Londra'da Türk İzleri / Emre Aracı / Oğlak Yayıncılık
1987 yılından beri Birleşik Krallık'ta yaşayan besteci ve müzik tarihçisi Dr. Emre Aracı, Manş Denizi kıyısında oturduğu tarihî Grand Otel'in kapısından çıkıp gezdiği Londra sokaklarında görüp duyduklarını düzenli olarak kaleme aldığı deneme yazılarında anlattı. Kitap sayfalarında, arşivlerde, sararmış gazetelerde, sokak adlarında, resim galerilerinde, müzelerde, eski haritalarda, unutulmuş konserlerde, yitik bestelerde, besteci ve yazar hayatlarında hep geldiği topraklar ile bulunduğu toprakların kesiştiği noktaları aradı.
Londra'nın seslerini dinlerken belki de kendi iç sesini yakaladığını hissetti ve o sesleri bu kitapta bir araya getirdi. 1599 yılında Kraliçe I. Elizabeth tarafından Londra'dan İstanbul'a hediye olarak yollanan saatli mekanik orgun hikâyesiyle açılan kitapta pek çok konu arasında Aracı, Londra'nın 17. yüzyılda popüler olan Türk kahvehanelerinin izini sürüyor, Şark mektuplarıyla ünlenen Lady Mary Montagu'nün Londra'sında dolaşıyor, St.
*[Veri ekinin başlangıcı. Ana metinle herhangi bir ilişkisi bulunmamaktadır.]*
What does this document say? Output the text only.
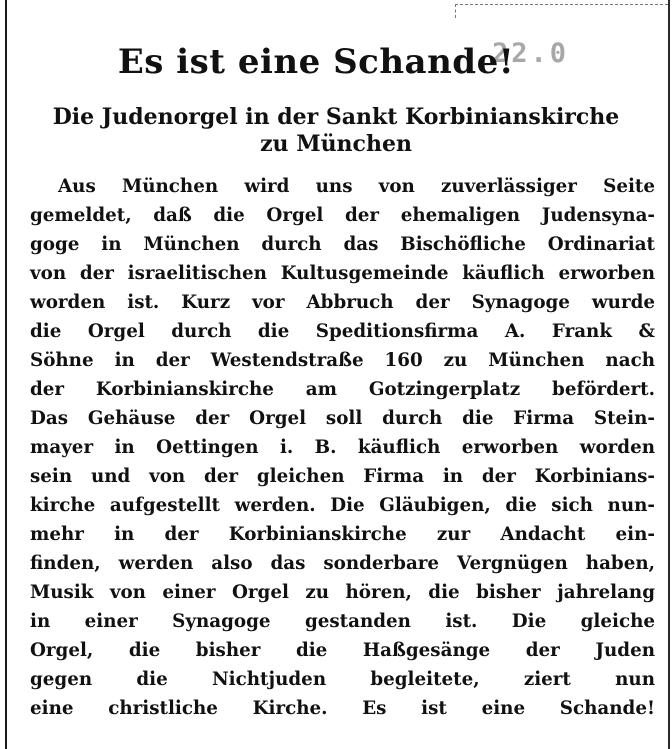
22.0
Es ist eine Schande!
Die Judenorgel in der Sankt Korbinianskirche
zu München
Aus München wird uns von zuverlässiger Seite
gemeldet, daß die Orgel der ehemaligen Judensyna-
goge in München durch das Bischöfliche Ordinariat
von der israelitischen Kultusgemeinde käuflich erworben
worden ist. Kurz vor Abbruch der Synagoge wurde
die Orgel durch die Speditionsfirma A. Frank &
Söhne in der Westendstraße 160 zu München nach
der Korbinianskirche am Gotzingerplatz befördert.
Das Gehäuse der Orgel soll durch die Firma Stein-
mayer in Oettingen i. B. käuflich erworben worden
sein und von der gleichen Firma in der Korbinians-
kirche aufgestellt werden. Die Gläubigen, die sich nun-
mehr in der Korbinianskirche zur Andacht ein-
finden, werden also das sonderbare Vergnügen haben,
Musik von einer Orgel zu hören, die bisher jahrelang
in einer Synagoge gestanden ist. Die gleiche
Orgel, die bisher die Haßgesänge der Juden
gegen die Nichtjuden begleitete, ziert nun
eine christliche Kirche. Es ist eine Schande!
James's semtindeki Türk centilmen kulübü Divan Club'ın kapılarını aralıyor, şehrin yitik Türk hamamlarını keşfediyor, III. Selim'in Londra'ya tayin ettiği ilk daimi büyükelçi olan Yusuf Agâh Efendi'nin temaslarını gözlemliyor, Sultan Abdülaziz ve maiyetinin 1867 yazında Buckingham Sarayı'nda ağırlandığı ünlü ziyaretinin günümüze ulaşan etkilerini araştırıyor, Namık Kemal, Abdülhak Hamid ve Yahya Kemal gibi nice Türk edebiyatçısının Londra günlük ve mektuplarından pasajları şehrin park ve bahçelerini dolaşırken okuyor ve Waterloo Köprüsü'nden Westminster'a doğru bakarken İstanbul'un sisini gören Virginia Woolf'u da bu kişisel yolculuğunda unutmuyor.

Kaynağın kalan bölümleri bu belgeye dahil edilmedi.